Zero-shot learning (ZSL) for visual recognition aims to accurately recognize the objects of unseen classes through mapping the visual feature to an embedding space spanned by class semantic information. However, the semantic gap across visual features and their underlying semantics is still a big obstacle in ZSL. Conventional ZSL methods construct that the mapping typically focus on the original visual features that are independent of the ZSL tasks, thus degrading the prediction performance. In this paper, we propose an effective method to uncover an appropriate latent representation of data for the purpose of zero-shot classification. Specifically, we formulate a novel framework to jointly learn the latent subspace and cross-modal embedding to link visual features with their semantic representations. The proposed framework combines feature learning and semantics prediction, such that the learned data representation is more discriminative to predict the semantic vectors, hence improving the overall classification performance. To learn a robust latent subspace, we explicitly avoid the information loss by ensuring the reconstruction ability of the obtained data representation. An efficient algorithm is designed to solve the proposed optimization problem. To fully exploit the intrinsic geometric structure of data, we develop a manifold regularization strategy to refine the learned semantic representations, leading to further improvements of the classification performance. To validate the effectiveness of the proposed approach, extensive experiments are conducted on three ZSL benchmarks and encouraging results are achieved compared with the state-of-the-art ZSL methods.

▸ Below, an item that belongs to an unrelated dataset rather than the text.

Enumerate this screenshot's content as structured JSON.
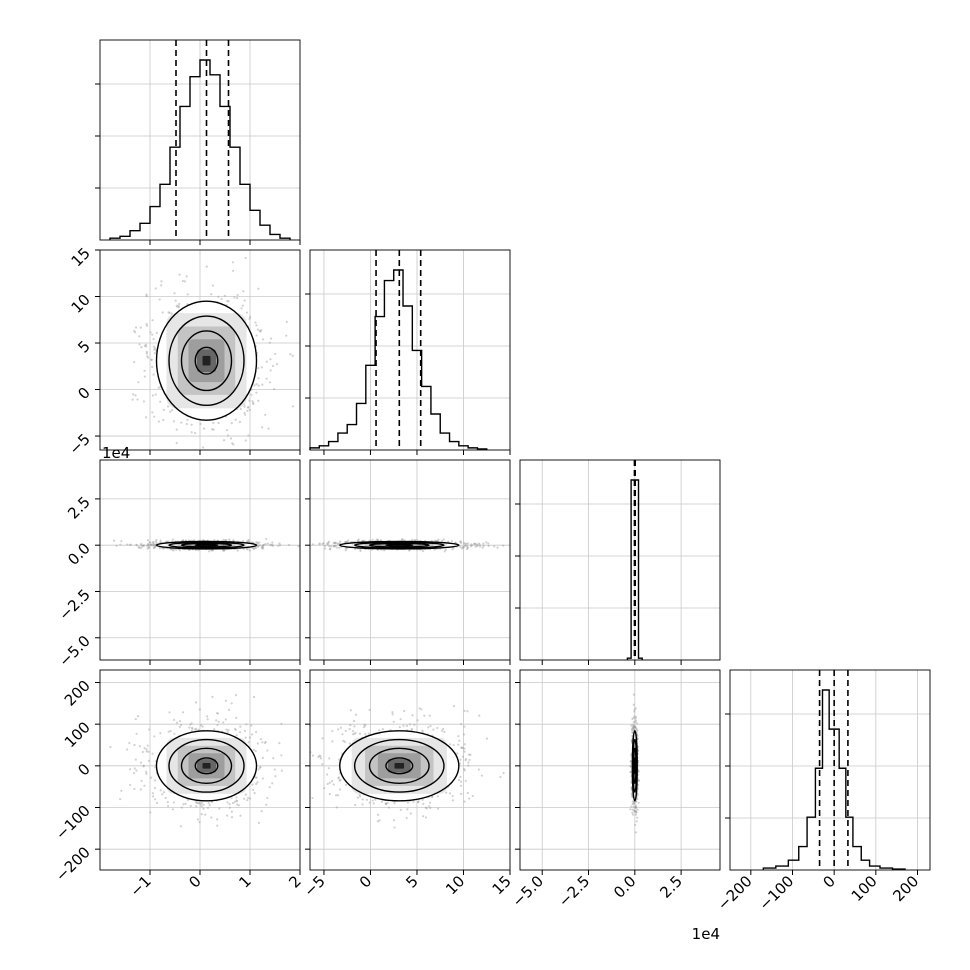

零样本学习(ZSL)旨在通过将视觉特征映射到由类别语义信息所构成的嵌入空间,来准确地识别未见过类别的物体。然而,视觉特征与其底层语义之间的语义鸿沟仍然是 ZSL 的一个巨大障碍。传统的 ZSL 方法构建的映射通常侧重于与 ZSL 任务无关的原始视觉特征,从而降低了预测性能。在本文中,我们提出了一种有效的方法,旨在为零样本分类目的揭示数据的适当潜在表示。具体来说,我们提出了一个新颖的框架,联合学习潜在子空间和跨模态嵌入,以将视觉特征与其语义表示联系起来。所提出的框架结合了特征学习和语义预测,使得学习到的数据表示对于预测语义向量更具辨别力,从而提高了整体分类性能。为了学习稳健的潜在子空间,我们通过确保获得的数据表示的重建能力来明确避免信息丢失。设计了一种有效的算法来解决所提出的优化问题。为了充分利用数据的内在几何结构,我们开发了一种流形正则化策略来完善学习到的语义表示,从而进一步提高分类性能。为了验证所提出方法的有效性,我们在三个 ZSL 基准上进行了广泛的实验,并与最先进的 ZSL 方法相比取得了令人鼓舞的结果。